# Does anyone know the colour scheme for luna wolves or pre-heresy Thousand sons



## Gothic (May 12, 2008)

I need some help on saturday at games-workshop is a pre-heresy painting competition and i have no idea what colour were the luna wolves or pre-heresy Thousand Sons and what they looked like. PLEASE HELP!!!


----------



## Ender (May 11, 2008)

For Sons of Horus
While not sure, according to the Horus Rising book, by Dan Abnett " . . . pearl-white armor, the wolf head insignia stark black on their auto-responsive shoulder plates. . ." (p.20) While describing only Tenth Company he later goes into saying, while looking at First Company, " . . . hundreds of white armored figures . . "(p.22) And if doing the First Companies "prized" terminators, the Justaerin, " . . . they wore polished black armor, dark as night, as if the belonged to some other, black legion." (p.22) Hoped this helped 

EDIT: for shoulder pads looks like a golden/yellow trim and the pearl-white as the right shoulder and and "pure"(??? description off) white with the eye being yellow and a black cat like pupil. and the 14th legion (XIV) stamped underneath. While this description seems lacking, just ask me if u need clarification help.


----------



## The Son of Horus (Dec 30, 2006)

Luna Wolves wore white with black trim. 

The Thousand Sons wore red with gold trim.


----------



## jordan_darko (Mar 26, 2008)

luna wolves armour is an off white colour, i use a 1 - 9 ratio of codex grey and skull white and then highlight with pure skull white.
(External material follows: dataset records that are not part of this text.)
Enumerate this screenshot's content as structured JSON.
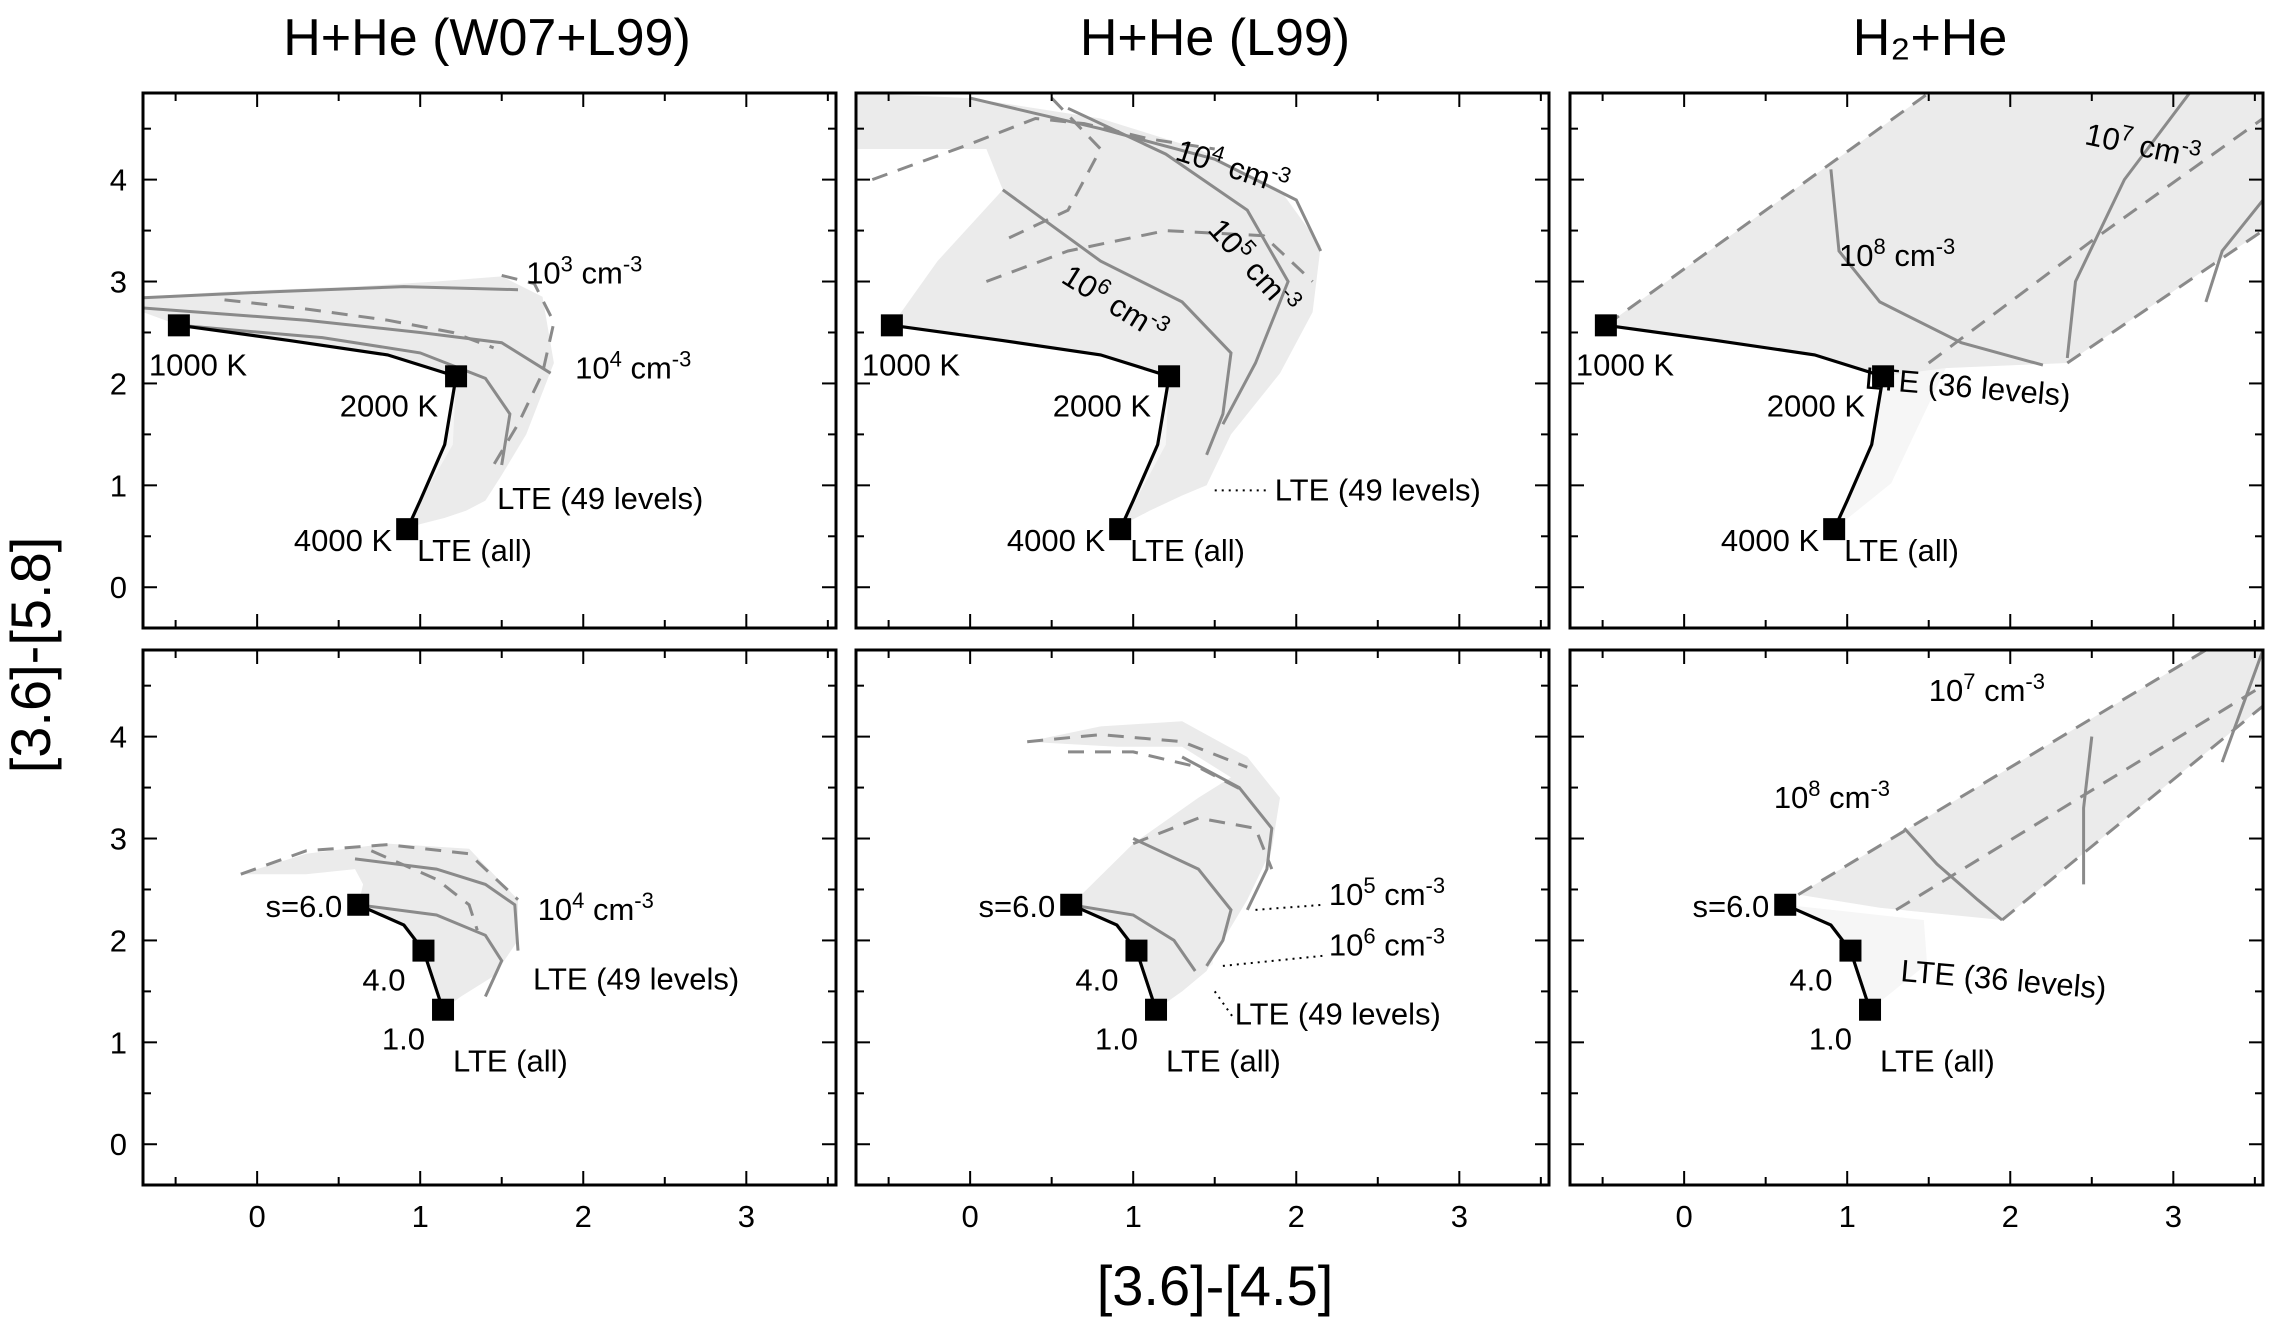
{
  "figure": {
    "xlabel": "[3.6]-[4.5]",
    "ylabel": "[3.6]-[5.8]",
    "column_titles": [
      "H+He (W07+L99)",
      "H+He (L99)",
      "H₂+He"
    ],
    "x_ticks": [
      "0",
      "1",
      "2",
      "3"
    ],
    "y_ticks": [
      "0",
      "1",
      "2",
      "3",
      "4"
    ]
  },
  "chart_data": [
    {
      "type": "line",
      "row": "temperature",
      "title": "H+He (W07+L99)",
      "xlim": [
        -0.7,
        3.55
      ],
      "ylim": [
        -0.4,
        4.85
      ],
      "lte_track": {
        "x": [
          -0.48,
          0.2,
          0.8,
          1.22,
          1.15,
          1.0,
          0.92
        ],
        "y": [
          2.57,
          2.42,
          2.28,
          2.07,
          1.4,
          0.85,
          0.57
        ]
      },
      "points": [
        {
          "label": "1000 K",
          "x": -0.48,
          "y": 2.57
        },
        {
          "label": "2000 K",
          "x": 1.22,
          "y": 2.07
        },
        {
          "label": "4000 K",
          "x": 0.92,
          "y": 0.57
        }
      ],
      "lte_label": "LTE (all)",
      "nlte_label": "LTE (49 levels)",
      "region": {
        "x": [
          -0.7,
          -0.2,
          0.6,
          1.1,
          1.5,
          1.75,
          1.82,
          1.65,
          1.5,
          1.4,
          1.28,
          1.15,
          1.0,
          0.92,
          0.9,
          1.2,
          1.22,
          0.8,
          0.2,
          -0.48,
          -0.7
        ],
        "y": [
          2.85,
          2.9,
          2.95,
          3.0,
          3.05,
          2.85,
          2.2,
          1.5,
          1.1,
          0.85,
          0.75,
          0.68,
          0.62,
          0.57,
          0.57,
          1.4,
          2.07,
          2.28,
          2.42,
          2.57,
          2.7
        ]
      },
      "density_lines": [
        {
          "label": "10³ cm⁻³",
          "x": [
            -0.7,
            0.1,
            0.9,
            1.6
          ],
          "y": [
            2.84,
            2.9,
            2.95,
            2.92
          ]
        },
        {
          "label": "10⁴ cm⁻³",
          "x": [
            -0.7,
            0.3,
            1.0,
            1.5,
            1.8
          ],
          "y": [
            2.74,
            2.62,
            2.5,
            2.4,
            2.1
          ]
        },
        {
          "label": "",
          "x": [
            -0.48,
            0.4,
            1.0,
            1.4,
            1.55,
            1.5
          ],
          "y": [
            2.57,
            2.45,
            2.3,
            2.05,
            1.7,
            1.2
          ]
        }
      ],
      "temperature_lines": [
        {
          "x": [
            1.5,
            1.7,
            1.82,
            1.75,
            1.6,
            1.45
          ],
          "y": [
            3.06,
            2.98,
            2.6,
            2.1,
            1.6,
            1.2
          ]
        },
        {
          "x": [
            -0.2,
            0.3,
            0.8,
            1.2,
            1.45
          ],
          "y": [
            2.82,
            2.73,
            2.62,
            2.5,
            2.35
          ]
        }
      ],
      "annotations": [
        {
          "text": "10³ cm⁻³",
          "x": 1.65,
          "y": 2.98
        },
        {
          "text": "10⁴ cm⁻³",
          "x": 1.95,
          "y": 2.05
        }
      ]
    },
    {
      "type": "line",
      "row": "temperature",
      "title": "H+He (L99)",
      "xlim": [
        -0.7,
        3.55
      ],
      "ylim": [
        -0.4,
        4.85
      ],
      "lte_track": {
        "x": [
          -0.48,
          0.2,
          0.8,
          1.22,
          1.15,
          1.0,
          0.92
        ],
        "y": [
          2.57,
          2.42,
          2.28,
          2.07,
          1.4,
          0.85,
          0.57
        ]
      },
      "points": [
        {
          "label": "1000 K",
          "x": -0.48,
          "y": 2.57
        },
        {
          "label": "2000 K",
          "x": 1.22,
          "y": 2.07
        },
        {
          "label": "4000 K",
          "x": 0.92,
          "y": 0.57
        }
      ],
      "lte_label": "LTE (all)",
      "nlte_label": "LTE (49 levels)",
      "region": {
        "x": [
          -0.7,
          0.0,
          0.8,
          1.4,
          1.9,
          2.15,
          2.1,
          1.9,
          1.6,
          1.45,
          1.3,
          1.1,
          0.92,
          0.92,
          1.2,
          1.22,
          0.8,
          0.2,
          -0.48,
          -0.2,
          0.2,
          0.1,
          -0.7
        ],
        "y": [
          4.85,
          4.8,
          4.6,
          4.3,
          3.9,
          3.35,
          2.7,
          2.1,
          1.5,
          1.0,
          0.9,
          0.75,
          0.6,
          0.57,
          1.4,
          2.07,
          2.28,
          2.42,
          2.57,
          3.2,
          3.9,
          4.3,
          4.3
        ]
      },
      "density_lines": [
        {
          "label": "10⁴ cm⁻³",
          "x": [
            0.0,
            0.8,
            1.5,
            2.0,
            2.15
          ],
          "y": [
            4.8,
            4.5,
            4.2,
            3.8,
            3.3
          ]
        },
        {
          "label": "10⁵ cm⁻³",
          "x": [
            0.6,
            1.2,
            1.7,
            1.95,
            1.75,
            1.55
          ],
          "y": [
            4.7,
            4.25,
            3.7,
            3.0,
            2.2,
            1.6
          ]
        },
        {
          "label": "10⁶ cm⁻³",
          "x": [
            0.2,
            0.8,
            1.3,
            1.6,
            1.55,
            1.45
          ],
          "y": [
            3.9,
            3.2,
            2.8,
            2.3,
            1.7,
            1.3
          ]
        }
      ],
      "temperature_lines": [
        {
          "x": [
            -0.6,
            0.0,
            0.4,
            0.7,
            1.1,
            1.5
          ],
          "y": [
            4.0,
            4.35,
            4.6,
            4.55,
            4.4,
            4.3
          ]
        },
        {
          "x": [
            0.1,
            0.6,
            1.2,
            1.8,
            2.1
          ],
          "y": [
            3.0,
            3.3,
            3.5,
            3.45,
            3.0
          ]
        },
        {
          "x": [
            0.5,
            0.8,
            0.6,
            0.2
          ],
          "y": [
            4.8,
            4.3,
            3.7,
            3.4
          ]
        }
      ],
      "annotations": [
        {
          "text": "10⁴ cm⁻³",
          "x": 1.25,
          "y": 4.2
        },
        {
          "text": "10⁵ cm⁻³",
          "x": 1.45,
          "y": 3.5
        },
        {
          "text": "10⁶ cm⁻³",
          "x": 0.55,
          "y": 3.0
        }
      ]
    },
    {
      "type": "line",
      "row": "temperature",
      "title": "H₂+He",
      "xlim": [
        -0.7,
        3.55
      ],
      "ylim": [
        -0.4,
        4.85
      ],
      "lte_track": {
        "x": [
          -0.48,
          0.2,
          0.8,
          1.22,
          1.15,
          1.0,
          0.92
        ],
        "y": [
          2.57,
          2.42,
          2.28,
          2.07,
          1.4,
          0.85,
          0.57
        ]
      },
      "points": [
        {
          "label": "1000 K",
          "x": -0.48,
          "y": 2.57
        },
        {
          "label": "2000 K",
          "x": 1.22,
          "y": 2.07
        },
        {
          "label": "4000 K",
          "x": 0.92,
          "y": 0.57
        }
      ],
      "lte_label": "LTE (all)",
      "nlte_label": "LTE (36 levels)",
      "region": {
        "x": [
          -0.48,
          1.5,
          3.55,
          3.55,
          2.35,
          1.6,
          1.22,
          0.8,
          0.2
        ],
        "y": [
          2.57,
          4.85,
          4.85,
          3.5,
          2.2,
          2.15,
          2.07,
          2.28,
          2.42
        ]
      },
      "density_lines": [
        {
          "label": "10⁸ cm⁻³",
          "x": [
            0.9,
            0.95,
            1.2,
            1.7,
            2.2
          ],
          "y": [
            4.1,
            3.3,
            2.8,
            2.4,
            2.18
          ]
        },
        {
          "label": "10⁷ cm⁻³",
          "x": [
            3.1,
            2.7,
            2.4,
            2.35
          ],
          "y": [
            4.85,
            4.0,
            3.0,
            2.25
          ]
        },
        {
          "label": "",
          "x": [
            3.55,
            3.3,
            3.2
          ],
          "y": [
            3.8,
            3.3,
            2.8
          ]
        }
      ],
      "temperature_lines": [
        {
          "x": [
            1.5,
            2.5,
            3.55
          ],
          "y": [
            2.2,
            3.4,
            4.6
          ]
        },
        {
          "x": [
            -0.48,
            1.5,
            3.55
          ],
          "y": [
            2.57,
            4.85,
            4.85
          ]
        },
        {
          "x": [
            2.35,
            3.55
          ],
          "y": [
            2.2,
            3.5
          ]
        }
      ],
      "annotations": [
        {
          "text": "10⁷ cm⁻³",
          "x": 2.45,
          "y": 4.35
        },
        {
          "text": "10⁸ cm⁻³",
          "x": 0.95,
          "y": 3.15
        }
      ]
    },
    {
      "type": "line",
      "row": "spectral_index",
      "title": "H+He (W07+L99)",
      "xlim": [
        -0.7,
        3.55
      ],
      "ylim": [
        -0.4,
        4.85
      ],
      "lte_track": {
        "x": [
          0.62,
          0.9,
          1.02,
          1.14
        ],
        "y": [
          2.35,
          2.15,
          1.9,
          1.32
        ]
      },
      "points": [
        {
          "label": "s=6.0",
          "x": 0.62,
          "y": 2.35
        },
        {
          "label": "4.0",
          "x": 1.02,
          "y": 1.9
        },
        {
          "label": "1.0",
          "x": 1.14,
          "y": 1.32
        }
      ],
      "lte_label": "LTE (all)",
      "nlte_label": "LTE (49 levels)",
      "region": {
        "x": [
          -0.1,
          0.3,
          0.8,
          1.3,
          1.6,
          1.6,
          1.45,
          1.25,
          1.14,
          1.02,
          0.9,
          0.62,
          0.65,
          0.6,
          0.3
        ],
        "y": [
          2.65,
          2.85,
          2.95,
          2.9,
          2.4,
          2.0,
          1.65,
          1.45,
          1.32,
          1.9,
          2.15,
          2.35,
          2.55,
          2.7,
          2.65
        ]
      },
      "density_lines": [
        {
          "label": "10⁴ cm⁻³",
          "x": [
            0.6,
            1.1,
            1.4,
            1.58,
            1.6
          ],
          "y": [
            2.8,
            2.7,
            2.55,
            2.35,
            1.9
          ]
        },
        {
          "label": "",
          "x": [
            0.62,
            1.1,
            1.4,
            1.5,
            1.4
          ],
          "y": [
            2.35,
            2.25,
            2.05,
            1.8,
            1.45
          ]
        }
      ],
      "temperature_lines": [
        {
          "x": [
            -0.1,
            0.3,
            0.8,
            1.3,
            1.6
          ],
          "y": [
            2.65,
            2.88,
            2.94,
            2.85,
            2.4
          ]
        },
        {
          "x": [
            0.7,
            1.1,
            1.3,
            1.35
          ],
          "y": [
            2.88,
            2.6,
            2.35,
            2.1
          ]
        }
      ],
      "annotations": [
        {
          "text": "10⁴ cm⁻³",
          "x": 1.72,
          "y": 2.2
        }
      ]
    },
    {
      "type": "line",
      "row": "spectral_index",
      "title": "H+He (L99)",
      "xlim": [
        -0.7,
        3.55
      ],
      "ylim": [
        -0.4,
        4.85
      ],
      "lte_track": {
        "x": [
          0.62,
          0.9,
          1.02,
          1.14
        ],
        "y": [
          2.35,
          2.15,
          1.9,
          1.32
        ]
      },
      "points": [
        {
          "label": "s=6.0",
          "x": 0.62,
          "y": 2.35
        },
        {
          "label": "4.0",
          "x": 1.02,
          "y": 1.9
        },
        {
          "label": "1.0",
          "x": 1.14,
          "y": 1.32
        }
      ],
      "lte_label": "LTE (all)",
      "nlte_label": "LTE (49 levels)",
      "region": {
        "x": [
          0.35,
          0.8,
          1.3,
          1.7,
          1.9,
          1.85,
          1.7,
          1.55,
          1.45,
          1.3,
          1.14,
          1.02,
          0.9,
          0.62,
          1.0,
          1.4,
          1.6,
          1.3,
          0.9
        ],
        "y": [
          3.95,
          4.1,
          4.15,
          3.8,
          3.4,
          2.9,
          2.4,
          2.0,
          1.7,
          1.5,
          1.32,
          1.9,
          2.15,
          2.35,
          2.95,
          3.4,
          3.6,
          3.9,
          3.9
        ]
      },
      "density_lines": [
        {
          "label": "10⁵ cm⁻³",
          "x": [
            1.3,
            1.65,
            1.85,
            1.82,
            1.7
          ],
          "y": [
            3.8,
            3.5,
            3.1,
            2.7,
            2.3
          ]
        },
        {
          "label": "10⁶ cm⁻³",
          "x": [
            1.0,
            1.4,
            1.6,
            1.55,
            1.45
          ],
          "y": [
            3.0,
            2.7,
            2.3,
            2.0,
            1.75
          ]
        },
        {
          "label": "",
          "x": [
            0.62,
            1.0,
            1.25,
            1.38
          ],
          "y": [
            2.35,
            2.25,
            2.0,
            1.7
          ]
        }
      ],
      "temperature_lines": [
        {
          "x": [
            0.35,
            0.8,
            1.3,
            1.7
          ],
          "y": [
            3.95,
            4.02,
            3.95,
            3.7
          ]
        },
        {
          "x": [
            0.6,
            1.0,
            1.4,
            1.7
          ],
          "y": [
            3.85,
            3.85,
            3.7,
            3.45
          ]
        },
        {
          "x": [
            1.0,
            1.4,
            1.75,
            1.85
          ],
          "y": [
            2.95,
            3.2,
            3.1,
            2.7
          ]
        }
      ],
      "annotations": [
        {
          "text": "10⁵ cm⁻³",
          "x": 2.2,
          "y": 2.35
        },
        {
          "text": "10⁶ cm⁻³",
          "x": 2.2,
          "y": 1.85
        }
      ]
    },
    {
      "type": "line",
      "row": "spectral_index",
      "title": "H₂+He",
      "xlim": [
        -0.7,
        3.55
      ],
      "ylim": [
        -0.4,
        4.85
      ],
      "lte_track": {
        "x": [
          0.62,
          0.9,
          1.02,
          1.14
        ],
        "y": [
          2.35,
          2.15,
          1.9,
          1.32
        ]
      },
      "points": [
        {
          "label": "s=6.0",
          "x": 0.62,
          "y": 2.35
        },
        {
          "label": "4.0",
          "x": 1.02,
          "y": 1.9
        },
        {
          "label": "1.0",
          "x": 1.14,
          "y": 1.32
        }
      ],
      "lte_label": "LTE (all)",
      "nlte_label": "LTE (36 levels)",
      "region": {
        "x": [
          0.7,
          3.2,
          3.55,
          3.55,
          1.95,
          1.2,
          0.7
        ],
        "y": [
          2.45,
          4.85,
          4.85,
          4.3,
          2.2,
          2.32,
          2.45
        ]
      },
      "density_lines": [
        {
          "label": "10⁸ cm⁻³",
          "x": [
            1.35,
            1.55,
            1.8,
            1.95
          ],
          "y": [
            3.1,
            2.75,
            2.4,
            2.2
          ]
        },
        {
          "label": "10⁷ cm⁻³",
          "x": [
            2.5,
            2.45,
            2.45
          ],
          "y": [
            4.0,
            3.3,
            2.55
          ]
        },
        {
          "label": "",
          "x": [
            3.55,
            3.3
          ],
          "y": [
            4.85,
            3.75
          ]
        }
      ],
      "temperature_lines": [
        {
          "x": [
            0.7,
            3.2
          ],
          "y": [
            2.45,
            4.85
          ]
        },
        {
          "x": [
            1.3,
            3.55
          ],
          "y": [
            2.3,
            4.5
          ]
        },
        {
          "x": [
            1.95,
            3.55
          ],
          "y": [
            2.2,
            4.3
          ]
        }
      ],
      "annotations": [
        {
          "text": "10⁷ cm⁻³",
          "x": 1.5,
          "y": 4.35
        },
        {
          "text": "10⁸ cm⁻³",
          "x": 0.55,
          "y": 3.3
        }
      ]
    }
  ]
}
JD


----------



## Wiggles 3.0 (May 13, 2008)

thousand sons had red armor with gold or white trims (they had both) and a white insignia


----------



## Lord Khorne (May 6, 2008)

http://wh40k.lexicanum.com/wiki/Luna_WolvesThis has the legion symbol and a color picture of all versions of luna wolves


----------



## Gothic (May 12, 2008)

thanks guys that has helped alot


----------